Je sais bien comment cela va finir. Je ne suis pas si bête, je me souviens du dernier jour de Star. J’étais alors chiot folâtre, qu’intriguait l’apathie de la vieille siamoise roulée en boule dans un coin du salon. Clouée des pattes arrière, un œil blanc, elle regardait sans entrain mes pitreries de terrier écossais fraîchement introduit dans la maison comme pour y prendre le relais de la gaieté après elle. Le maître lui avait encore tendu un de ces petits gras de jambon dont elle raffolait. Elle l’avait saisi du bout des dents, pour faire plaisir. Puis le maître avait enlevé Star doucement dans ses bras, était sorti l’emportant et on ne l’avait plus revue. La splendeur suprême des maîtres, c’est ce pouvoir de donner la mort douce sans crime. Ils délivrent nos jours douloureux, rangent le corps dans un sac qu’ils enterrent au fond du jardin, et le gazon bientôt repousse sur notre oubli avec les jeux de ballon, les courses d’enfants, les ébats de nos successeurs.Je sais que le maître va venir encore une fois se pencher vers le panier où mon épuisement s’expose. Il tentera une dernière fois le pouvoir de ses caresses : celle du bout des doigts derrière les oreilles et sous le cou, qui me faisait déglutir ridiculement ; de la paume sur le dos ou le ventre, à m’électriser jusqu’au dernier poil. Il me prendra peut-être la tête entre ses mains, plantant son regard dans mes yeux affolés, comme aux moments de sa mélancolie, approchant son visage jusqu’à toucher de son nez ma truffe humide, et je ne trouvais rien de mieux qu’un grand coup de langue pour desserrer l’étau de sa tendresse ; alors il faisait mine de se fâcher, me saisissait sous les pattes avant et me faisait tournoyer à bout de bras dans les rires des enfants et les alarmes de la maîtresse. Il va venir et peut-être en me caressant parlera. Ce fabuleux bourdon de la parole des hommes, cette musique si modulée qui nous plie à tous leurs désirs, il me la glissera dans l’oreille une dernière fois, j’y reconnaîtrai des sons familiers, d’autres étranges, et le ton de velours penaud qu’il prenait quelquefois en été en me laissant au chenil. Et moi je n’avais rien d’autre à offrir que mon oreille dressée, ma queue frémissante, mon œil tendu, et le registre mineur de la plainte.

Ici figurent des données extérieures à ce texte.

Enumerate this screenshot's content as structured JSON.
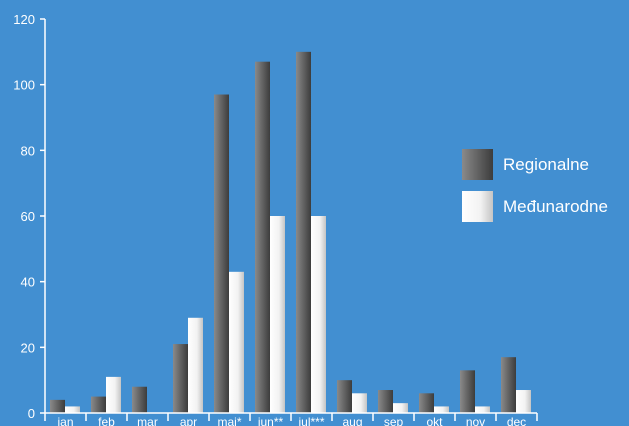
{
  "colors": {
    "background": "#428fd1",
    "axis": "#ffffff",
    "series_regional_light": "#8a8a8a",
    "series_regional_dark": "#3c3c3c",
    "series_international_light": "#ffffff",
    "series_international_dark": "#cfcfcf"
  },
  "chart_data": {
    "type": "bar",
    "title": "",
    "xlabel": "",
    "ylabel": "",
    "ylim": [
      0,
      120
    ],
    "yticks": [
      0,
      20,
      40,
      60,
      80,
      100,
      120
    ],
    "grid": false,
    "legend_position": "right",
    "categories": [
      "jan",
      "feb",
      "mar",
      "apr",
      "maj*",
      "jun**",
      "jul***",
      "aug",
      "sep",
      "okt",
      "nov",
      "dec"
    ],
    "series": [
      {
        "name": "Regionalne",
        "values": [
          4,
          5,
          8,
          21,
          97,
          107,
          110,
          10,
          7,
          6,
          13,
          17
        ]
      },
      {
        "name": "Međunarodne",
        "values": [
          2,
          11,
          0,
          29,
          43,
          60,
          60,
          6,
          3,
          2,
          2,
          7
        ]
      }
    ]
  }
}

J’aimerais tant qu’on se quitte cette fois sur une bonne impression. Qu’après tout ce qu’il a fait pour mon bonheur, je puisse au moins articuler deux ou trois de ces sons magiques qu’il fait flotter dans l’air comme des parfums de campagnes lumineuses. Qu’il soit un peu fier de moi, qu’il pense « Tiens, je n’ai pas passé tout ce temps avec une bête, ma tendresse était bien adressée ». Mais je suis trop épuisé pour le moindre effort. Il suffira que j’abandonne ma patte dans sa main, il comprendra. Il comprendra que je lui rends grâce infinie de sa parole, de ses caresses, de ses soins : de m’avoir jugé digne d’un si long compagnonnage. Il comprendra que je lui pardonne ses folles colères, ses brusques indifférences, ses injustices, jusqu’à l’humiliation de me nouer un chiffon sur la tête pour divertir une compagnie.Ma patte dans sa main, ça voudra dire : « Fais comme tu penses. Moi je sens bien que je suis à bout. Je préférerais ne pas avoir trop mal longtemps. Fais pour le mieux. » Alors il se penchera, me prendra avec précaution, sans appuyer sur le ventre. Les enfants ne seront pas là ; la maîtresse s’enfermera dans la cuisine. Lui m’emportera joue contre joue, sûrement  dans cette maison où le terrible homme en blanc nous manipule. Après ? Après, sans doute, il n’y aura plus de matin. Si c’est possible. Si un être vivant, homme ou bête, peut concevoir cette chose : une  nuit sans matin.